Il superiore iniziò a camminare su e giù per gli archi delle balconate, con le braccia dietro alla schiena: “I miei sospetti erano fondati. Chrysalis sta facendo il triplo gioco”.

“Ma… ma chi è questa Chrysalis, esattamente, si può sapere?”.

“Lei è… loro”, esordì Discord, puntando un dito verso i quadri dei ricercati.

“Chi??”.

“Tutti loro. Chrysalis è una trasformista. Una mutaforma. Lei è i pony più malavitosi e potenti mai apparsi in Equestria…”.

“Cosa? Quindi tu lo sapevi! Lo sapevi e hai mandato AJ e gli altri al massacro!”.

“Oh…. AJ? E’ così che la chiami adesso?”, la schernì.

“Non fare lo stronzo, Discord!!”.

L’altro la cinse rapidamente per le spalle, quasi spaventandola: “Così ti voglio!! Incazzata nera! Anzi… dovrei dire grigia… ma comunque… Ora Chrysalis ha la concorrenza in pugno e conta di dare il buon esempio della condotta del Governo, facendoli impiccare pubblicamente! Rimanendo a Counterlot, sotto mentite spoglie, avrà tutto ciò che desidera!”.

“E… e quindi?”.

“Quindi… lei si fida di me. Stanotte le ho dato la prova della mia fiducia”.

“Non capisco… a che gioco stai giocando?”.

La bestia allentò la presa e le diede le spalle: “Quella Chrysalis è un avversario formidabile. Non c’è verso di toglierla di mezzo senza le dovute precauzioni. Se fossimo realmente venuti qui, senza che io fossi un passo avanti a lei, ci avrebbe ammazzati tutti, dal primo all’ultimo”.

“E cosa cambia ora?”.

“Ora?? Ora abbiamo i nostri alleati infilati direttamente nel cuore della città! Chrysalis si aspetta che vengano trucidati pubblicamente e non sa che io e te la stiamo ingannando!”, le rispose, serrando un pugno.

Octavia era visibilmente confusa: “Come… come faccio a sapere se stai dicendo il vero? Dopo quello che hai fatto??”.

“Proprio perché l’ho fatto! Ah! Non l’hai capito? Chrysalis non potrà mai mangiare la foglia perché, a tutti gli effetti, io vi ho ingannati tutti! Ora, però, saremo noi a ingannare lei! A toglierla dalla piazza definitivamente!”.

La puledra rimase titubante: “Non lo so… non so cosa pensare, sinceramente…”.


    Discord fece roteare la zampa di leone nell’aria, come un prestigiatore, facendo comparire un piccolo mazzo di chiavi tra le unghie. Lo porse al pony grigio.

“Non posso darti torto. Ma, questa notte, non ho visto ‘Octavia l’assassina a sangue freddo’ ma bensì ‘Octavia l’assassina che ha una coscienza’. Ed è quello che volevo”.

L’altra lo ascoltò in silenzio.

“Queste aprono le celle della prigione”, continuò, “Prendile.
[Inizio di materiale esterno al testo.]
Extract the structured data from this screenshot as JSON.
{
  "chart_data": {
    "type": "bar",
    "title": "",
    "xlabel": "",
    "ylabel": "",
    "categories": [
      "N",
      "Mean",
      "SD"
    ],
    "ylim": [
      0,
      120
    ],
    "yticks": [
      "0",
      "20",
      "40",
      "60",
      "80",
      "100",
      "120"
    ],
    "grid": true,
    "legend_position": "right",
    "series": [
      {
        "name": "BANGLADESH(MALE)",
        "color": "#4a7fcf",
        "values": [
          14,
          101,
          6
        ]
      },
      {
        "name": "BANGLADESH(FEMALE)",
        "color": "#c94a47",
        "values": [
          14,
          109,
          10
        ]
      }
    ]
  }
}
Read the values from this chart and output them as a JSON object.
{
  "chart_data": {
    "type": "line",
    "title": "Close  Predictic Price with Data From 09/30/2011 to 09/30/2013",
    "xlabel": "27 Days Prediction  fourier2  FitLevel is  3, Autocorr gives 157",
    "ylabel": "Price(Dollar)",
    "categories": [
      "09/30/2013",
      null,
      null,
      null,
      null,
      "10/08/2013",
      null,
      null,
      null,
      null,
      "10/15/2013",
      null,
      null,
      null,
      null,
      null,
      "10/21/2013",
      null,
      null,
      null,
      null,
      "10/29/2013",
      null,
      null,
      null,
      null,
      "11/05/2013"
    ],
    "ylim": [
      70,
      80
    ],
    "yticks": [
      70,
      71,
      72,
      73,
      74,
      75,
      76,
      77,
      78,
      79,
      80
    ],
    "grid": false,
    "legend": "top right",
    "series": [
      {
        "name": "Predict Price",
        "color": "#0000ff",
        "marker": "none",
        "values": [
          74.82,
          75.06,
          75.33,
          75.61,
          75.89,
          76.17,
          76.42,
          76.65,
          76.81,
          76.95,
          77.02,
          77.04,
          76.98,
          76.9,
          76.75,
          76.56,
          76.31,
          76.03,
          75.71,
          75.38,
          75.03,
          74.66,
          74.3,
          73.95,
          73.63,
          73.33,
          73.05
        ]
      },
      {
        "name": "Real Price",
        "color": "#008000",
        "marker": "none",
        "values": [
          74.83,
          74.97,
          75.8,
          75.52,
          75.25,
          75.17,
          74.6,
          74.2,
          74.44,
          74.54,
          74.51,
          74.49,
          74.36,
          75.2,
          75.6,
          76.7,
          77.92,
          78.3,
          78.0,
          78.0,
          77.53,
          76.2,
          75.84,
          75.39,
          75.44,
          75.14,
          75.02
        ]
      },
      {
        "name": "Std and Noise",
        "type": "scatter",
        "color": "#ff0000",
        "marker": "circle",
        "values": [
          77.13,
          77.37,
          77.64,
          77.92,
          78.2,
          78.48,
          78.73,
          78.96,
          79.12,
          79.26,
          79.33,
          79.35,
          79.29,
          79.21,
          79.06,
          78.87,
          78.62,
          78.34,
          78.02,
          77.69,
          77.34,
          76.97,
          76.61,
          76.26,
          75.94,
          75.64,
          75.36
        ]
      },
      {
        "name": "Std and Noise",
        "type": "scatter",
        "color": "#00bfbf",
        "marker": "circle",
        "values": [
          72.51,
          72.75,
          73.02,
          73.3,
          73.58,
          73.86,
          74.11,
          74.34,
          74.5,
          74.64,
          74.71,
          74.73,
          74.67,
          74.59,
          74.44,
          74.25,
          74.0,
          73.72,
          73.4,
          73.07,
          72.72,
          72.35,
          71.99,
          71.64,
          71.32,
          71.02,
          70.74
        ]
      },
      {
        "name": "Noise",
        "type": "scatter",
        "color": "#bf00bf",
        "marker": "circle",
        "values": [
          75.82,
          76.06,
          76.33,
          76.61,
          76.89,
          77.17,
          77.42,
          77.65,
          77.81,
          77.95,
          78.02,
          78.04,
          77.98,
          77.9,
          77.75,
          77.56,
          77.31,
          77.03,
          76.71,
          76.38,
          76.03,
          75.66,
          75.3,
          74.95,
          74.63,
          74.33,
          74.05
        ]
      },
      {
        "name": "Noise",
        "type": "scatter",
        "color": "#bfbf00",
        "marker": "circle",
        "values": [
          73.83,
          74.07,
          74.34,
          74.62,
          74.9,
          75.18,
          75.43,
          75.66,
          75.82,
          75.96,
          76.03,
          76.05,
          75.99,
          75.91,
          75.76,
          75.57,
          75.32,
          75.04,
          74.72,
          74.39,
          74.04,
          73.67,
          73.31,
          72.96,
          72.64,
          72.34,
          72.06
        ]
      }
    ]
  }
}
Ora, prima che tu vada… devo informarti su quanto dovremo fare, nelle prossime ore…”.

La musicista strinse il metallo tra gli zoccoli: “Cos’hai in mente?”.

I denti del muso caprino arricchirono il suo ghigno divertito. I suoi zigomi si contrassero. Le pupille si fecero sottili.

“Quest’anno comparirà nei libri di storia. E saremo noi a scriverne gli esiti…”, ridacchiò, “Non è eccitante??”.